[*] the phrase is in quotes because comparing ASCII and Unicode doesn't
make
sense, as ASCII both an encoding system and a character set, while
Unicode
is a character set without an encoding system.
After spending some time reviewing defitiontion of unicode I see that
many, including one from unicode.org
(
http://www.unicode.org/faq/basic_q.html#a) talk about unicode being an
encoding as well as character set.
Hmm, maybe my terminology is a bit loose. I meant that ASCII encodes
characters directly to byte sequences, whereas Unicode is a mapping from
characters to natural numbers (of arbitrary size; e.g. not merely 0 to
2^32), and then you need a seperate encoding, like UTF-8, to map from those
natural numbers to byte-sequences of finite size.
Unicode.org technical introductions tarts with:
"The Unicode Standard is the universal character encoding standard used
for representation of text for computer processing."

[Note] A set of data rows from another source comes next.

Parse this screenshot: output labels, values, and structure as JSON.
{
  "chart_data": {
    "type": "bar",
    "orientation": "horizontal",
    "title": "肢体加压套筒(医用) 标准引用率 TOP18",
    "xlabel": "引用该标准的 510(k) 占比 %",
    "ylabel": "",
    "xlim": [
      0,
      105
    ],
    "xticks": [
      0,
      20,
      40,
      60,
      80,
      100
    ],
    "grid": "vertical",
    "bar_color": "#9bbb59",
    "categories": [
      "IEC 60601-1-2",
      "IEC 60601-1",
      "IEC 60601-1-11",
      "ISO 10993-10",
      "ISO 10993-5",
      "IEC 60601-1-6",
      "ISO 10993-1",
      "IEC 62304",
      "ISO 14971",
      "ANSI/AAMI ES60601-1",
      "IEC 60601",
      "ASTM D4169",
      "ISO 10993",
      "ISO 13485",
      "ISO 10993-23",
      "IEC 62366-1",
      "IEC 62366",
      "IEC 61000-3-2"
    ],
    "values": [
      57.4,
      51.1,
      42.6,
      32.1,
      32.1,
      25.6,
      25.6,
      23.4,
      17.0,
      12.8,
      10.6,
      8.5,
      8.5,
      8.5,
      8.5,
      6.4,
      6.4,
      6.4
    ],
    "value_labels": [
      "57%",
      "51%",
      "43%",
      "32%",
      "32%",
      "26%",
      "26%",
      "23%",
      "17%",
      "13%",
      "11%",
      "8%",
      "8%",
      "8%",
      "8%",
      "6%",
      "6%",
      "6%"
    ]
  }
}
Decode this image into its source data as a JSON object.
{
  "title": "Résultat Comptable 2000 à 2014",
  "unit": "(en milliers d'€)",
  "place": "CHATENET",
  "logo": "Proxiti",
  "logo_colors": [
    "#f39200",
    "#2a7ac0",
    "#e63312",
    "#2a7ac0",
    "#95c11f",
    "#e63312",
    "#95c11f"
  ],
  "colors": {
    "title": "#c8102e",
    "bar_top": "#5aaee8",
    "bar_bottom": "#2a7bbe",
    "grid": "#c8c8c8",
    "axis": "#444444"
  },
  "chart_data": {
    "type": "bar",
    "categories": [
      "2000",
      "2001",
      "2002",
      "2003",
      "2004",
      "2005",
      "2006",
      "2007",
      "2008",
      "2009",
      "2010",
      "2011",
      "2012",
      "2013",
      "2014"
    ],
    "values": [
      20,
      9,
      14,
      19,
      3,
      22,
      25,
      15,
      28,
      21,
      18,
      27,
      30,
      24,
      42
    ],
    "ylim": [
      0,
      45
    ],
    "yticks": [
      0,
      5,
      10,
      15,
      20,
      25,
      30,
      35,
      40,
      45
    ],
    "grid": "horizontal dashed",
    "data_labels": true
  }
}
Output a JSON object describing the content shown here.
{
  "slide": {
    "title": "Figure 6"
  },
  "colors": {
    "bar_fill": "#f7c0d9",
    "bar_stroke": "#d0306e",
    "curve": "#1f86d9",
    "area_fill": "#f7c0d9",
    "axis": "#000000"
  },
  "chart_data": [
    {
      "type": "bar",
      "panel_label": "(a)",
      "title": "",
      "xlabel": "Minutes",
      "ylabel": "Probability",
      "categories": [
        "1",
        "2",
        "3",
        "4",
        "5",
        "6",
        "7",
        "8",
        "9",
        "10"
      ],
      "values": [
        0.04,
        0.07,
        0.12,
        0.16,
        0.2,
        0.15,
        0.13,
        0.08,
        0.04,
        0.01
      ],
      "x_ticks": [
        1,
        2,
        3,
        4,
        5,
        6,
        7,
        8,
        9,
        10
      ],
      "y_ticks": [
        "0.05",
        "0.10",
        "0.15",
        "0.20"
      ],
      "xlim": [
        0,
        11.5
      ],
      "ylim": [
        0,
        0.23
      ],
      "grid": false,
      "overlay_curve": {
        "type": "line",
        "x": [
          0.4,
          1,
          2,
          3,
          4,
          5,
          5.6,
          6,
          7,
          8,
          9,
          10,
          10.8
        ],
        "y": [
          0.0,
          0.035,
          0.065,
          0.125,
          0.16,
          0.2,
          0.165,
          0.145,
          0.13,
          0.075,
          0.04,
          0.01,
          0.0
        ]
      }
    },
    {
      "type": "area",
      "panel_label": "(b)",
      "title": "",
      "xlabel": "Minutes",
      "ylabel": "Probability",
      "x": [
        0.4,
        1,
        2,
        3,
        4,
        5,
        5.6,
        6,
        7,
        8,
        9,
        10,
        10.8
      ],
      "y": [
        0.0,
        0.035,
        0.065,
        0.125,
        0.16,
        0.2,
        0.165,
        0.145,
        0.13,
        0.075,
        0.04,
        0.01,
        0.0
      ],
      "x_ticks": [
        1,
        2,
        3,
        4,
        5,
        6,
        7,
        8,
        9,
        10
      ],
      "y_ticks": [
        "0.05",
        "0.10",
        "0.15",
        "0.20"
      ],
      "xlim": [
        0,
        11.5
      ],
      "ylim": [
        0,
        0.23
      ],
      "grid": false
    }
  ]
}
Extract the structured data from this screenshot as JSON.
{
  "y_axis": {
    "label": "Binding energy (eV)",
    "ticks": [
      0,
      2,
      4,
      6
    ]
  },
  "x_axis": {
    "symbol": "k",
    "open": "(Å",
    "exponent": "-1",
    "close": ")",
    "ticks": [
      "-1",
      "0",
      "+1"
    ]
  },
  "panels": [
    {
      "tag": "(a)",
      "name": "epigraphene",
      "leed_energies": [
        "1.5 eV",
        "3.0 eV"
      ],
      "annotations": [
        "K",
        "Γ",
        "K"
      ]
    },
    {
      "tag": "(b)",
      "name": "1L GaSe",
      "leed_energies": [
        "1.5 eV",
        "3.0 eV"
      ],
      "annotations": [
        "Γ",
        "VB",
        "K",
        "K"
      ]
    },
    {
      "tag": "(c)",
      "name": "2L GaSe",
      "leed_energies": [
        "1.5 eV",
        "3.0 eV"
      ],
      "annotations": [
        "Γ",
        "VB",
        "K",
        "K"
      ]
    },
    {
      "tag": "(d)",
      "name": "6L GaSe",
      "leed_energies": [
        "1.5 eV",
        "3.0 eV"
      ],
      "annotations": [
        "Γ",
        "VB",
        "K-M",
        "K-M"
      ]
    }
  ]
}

Perhaps I am completely misunderstanding your point. There is plenty
of content on the internet where ASCII and Unicode are compared. Even
if that comparison is not between two things of the same type, isn't it
fairly clear that when comparing a filename's ASCII bytes equence to a
classname's Unicode byte sequence one cannot perform a byte by byte
match?
A lot of people (subconciously?) think Unicode maps directly from
characters to byte sequences; it's a common misconception, so it wouldn't
surprise me that there would be a large amount of content on the Internet
which makes this mistake, or gloss over it. AFAIK, there's no such thing as
a "Unicode byte sequence". You could talk about comparing ASCII byte
sequences to UTF-8 byte sequences, but not to "Unicode byte sequences".
- Oliver